You get to know Binoche's character, Claire, through the modern version of the confessional box, aka the desk of a shrink. She 'sa mess, and one guy is to blame, or at least that ' s what it seems. What is happening turns out to be more complex, or at least complicated. There are two guys, C tells her new therapist (Nicole Garcia), both perfectly groomed and easily undressed. When the first (Guillaume Gouix) dumped her, Claire reveals, she turned to the modern version of the devil, aka social media, to spy on him. With an alluring photo and fake ID, Claire transformed into a much younger Clara, sneaking intohis life then in that of the ideally situated lover n ° 2 (François Civil).
There are twists and turns, some obvious, others absurd. The characters come and go (Charles Berling appears too briefly as Claire's ex-husband), and time passes as Claire laughs, shines, messes her hair and loses her bearings. All along there are gestures toward larger issues including desire, beauty, sex, and age.

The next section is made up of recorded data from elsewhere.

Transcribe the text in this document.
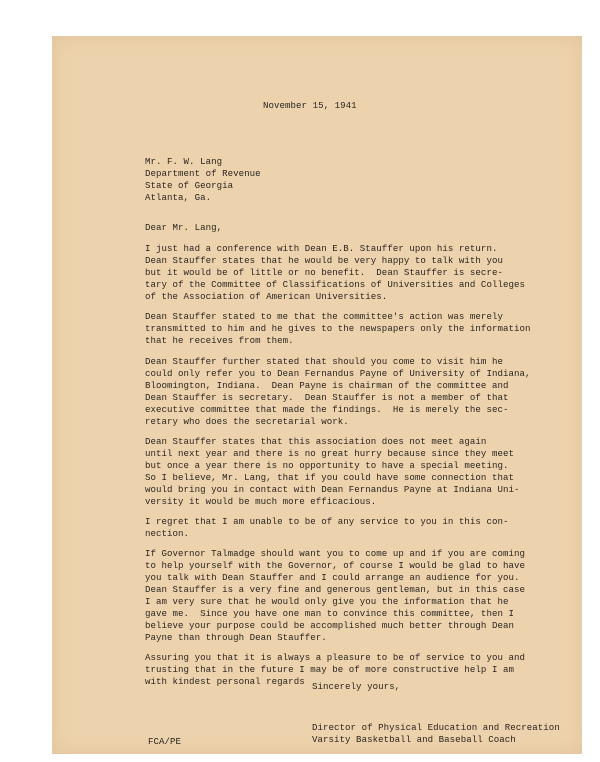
November 15, 1941
Mr. F. W. Lang
Department of Revenue
State of Georgia
Atlanta, Ga.
Dear Mr. Lang,
I just had a conference with Dean E.B. Stauffer upon his return.
Dean Stauffer states that he would be very happy to talk with you
but it would be of little or no benefit.  Dean Stauffer is secre-
tary of the Committee of Classifications of Universities and Colleges
of the Association of American Universities.
Dean Stauffer stated to me that the committee's action was merely
transmitted to him and he gives to the newspapers only the information
that he receives from them.
Dean Stauffer further stated that should you come to visit him he
could only refer you to Dean Fernandus Payne of University of Indiana,
Bloomington, Indiana.  Dean Payne is chairman of the committee and
Dean Stauffer is secretary.  Dean Stauffer is not a member of that
executive committee that made the findings.  He is merely the sec-
retary who does the secretarial work.
Dean Stauffer states that this association does not meet again
until next year and there is no great hurry because since they meet
but once a year there is no opportunity to have a special meeting.
So I believe, Mr. Lang, that if you could have some connection that
would bring you in contact with Dean Fernandus Payne at Indiana Uni-
versity it would be much more efficacious.
I regret that I am unable to be of any service to you in this con-
nection.
If Governor Talmadge should want you to come up and if you are coming
to help yourself with the Governor, of course I would be glad to have
you talk with Dean Stauffer and I could arrange an audience for you.
Dean Stauffer is a very fine and generous gentleman, but in this case
I am very sure that he would only give you the information that he
gave me.  Since you have one man to convince this committee, then I
believe your purpose could be accomplished much better through Dean
Payne than through Dean Stauffer.
Assuring you that it is always a pleasure to be of service to you and
trusting that in the future I may be of more constructive help I am
with kindest personal regards Sincerely yours,
Director of Physical Education and Recreation
Varsity Basketball and Baseball Coach
FCA/PE
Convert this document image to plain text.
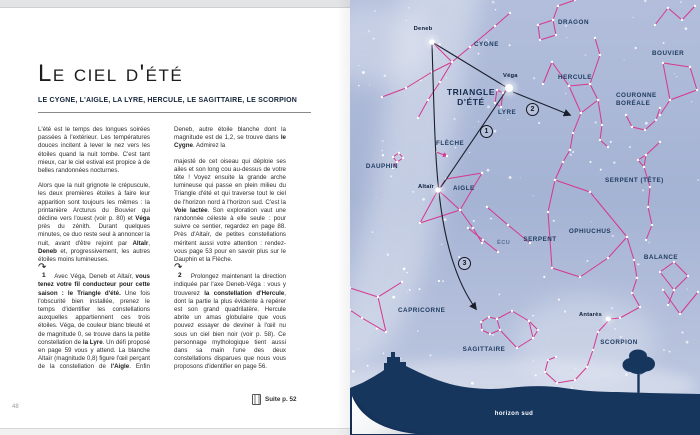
Le ciel d'été
LE CYGNE, L'AIGLE, LA LYRE, HERCULE, LE SAGITTAIRE, LE SCORPION

L'été est le temps des longues soirées passées à l'extérieur. Les températures douces incitent à lever le nez vers les étoiles quand la nuit tombe. C'est tant mieux, car le ciel estival est propice à de belles randonnées nocturnes.

Alors que la nuit grignote le crépuscule, les deux premières étoiles à faire leur apparition sont toujours les mêmes : la printanière Arcturus du Bouvier qui décline vers l'ouest (voir p. 80) et Véga près du zénith. Durant quelques minutes, ce duo reste seul à annoncer la nuit, avant d'être rejoint par Altaïr, Deneb et, progressivement, les autres étoiles moins lumineuses.

↷
1 Avec Véga, Deneb et Altaïr, vous tenez votre fil conducteur pour cette saison : le Triangle d'été. Une fois l'obscurité bien installée, prenez le temps d'identifier les constellations auxquelles appartiennent ces trois étoiles. Véga, de couleur blanc bleuté et de magnitude 0, se trouve dans la petite constellation de la Lyre. Un défi proposé en page 59 vous y attend. La blanche Altaïr (magnitude 0,8) figure l'œil perçant de la constellation de l'Aigle. Enfin Deneb, autre étoile blanche dont la magnitude est de 1,2, se trouve dans le Cygne. Admirez la

majesté de cet oiseau qui déploie ses ailes et son long cou au-dessus de votre tête ! Voyez ensuite la grande arche lumineuse qui passe en plein milieu du Triangle d'été et qui traverse tout le ciel de l'horizon nord à l'horizon sud. C'est la Voie lactée. Son exploration vaut une randonnée céleste à elle seule : pour suivre ce sentier, regardez en page 88. Près d'Altaïr, de petites constellations méritent aussi votre attention : rendez-vous page 53 pour en savoir plus sur le Dauphin et la Flèche.

↷
2 Prolongez maintenant la direction indiquée par l'axe Deneb-Véga : vous y trouverez la constellation d'Hercule, dont la partie la plus évidente à repérer est son grand quadrilatère. Hercule abrite un amas globulaire que vous pouvez essayer de deviner à l'œil nu sous un ciel bien noir (voir p. 58). Ce personnage mythologique tient aussi dans sa main l'une des deux constellations disparues que nous vous proposons d'identifier en page 56.

Suite p. 52
48
Deneb
Véga
Altaïr
Antarès
TRIANGLE
D'ÉTÉ
CYGNE
DRAGON
HERCULE
BOUVIER
COURONNE
BORÉALE
LYRE
FLÈCHE
DAUPHIN
AIGLE
SERPENT (TÊTE)
OPHIUCHUS
SERPENT
ÉCU
BALANCE
CAPRICORNE
SAGITTAIRE
SCORPION
1
2
3
horizon sud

We talk a lot, we dance and we talk more, it 'sa French film. In a fun and pointy scene, Claire circles around frantically talking to a lover on her cell phone while her puzzled and exasperated sons watch, waiting to be picked up. Binoche seems to be having a good time, but his character could have benefited from less tears and less stories.
Binoche nevertheless navigates smoothly through all the narrative laces and emotional storms, enough so that the accumulation of tense developments and coincidences does not bother you. (You can, however, sniff at a timely car accident, but only because it's such a cliche.) You realize too soon that Claire has a way of making things - life, love - more complicated than necessary. Then again, as cuts from her lecture in a college classroom will remind you, she teaches intrigue and deception novels like "Dangerous Liaisons". Given this particular film, she probably also lectures on "Cyrano de Bergerac" and topics like the concealer heroine.
It is understandable that Director Safy Nebbou, who shares credit with Julie Peyr, keeps his focus and camera so relentlessly on Claire. (The film is adapted from a novel by Camille Laurens.) Yet like much of the rest of theThe story is so underdeveloped - notably Claire's intimate life with her frustrating, generic children - the character overwhelms everything, including the fragile realism. Part of this is obviously intentional: Claire tells stories from the movie in the therapist's office, so it all revolves around her. Yet while Claire's therapist (or rather Garcia) turns out to be an ideal audience, the kind of transfer that makes movies work never happens.
Who do you think I am
Not rated. In French, with subtitles. Duration: 1 hour 41 minutes. At the movies.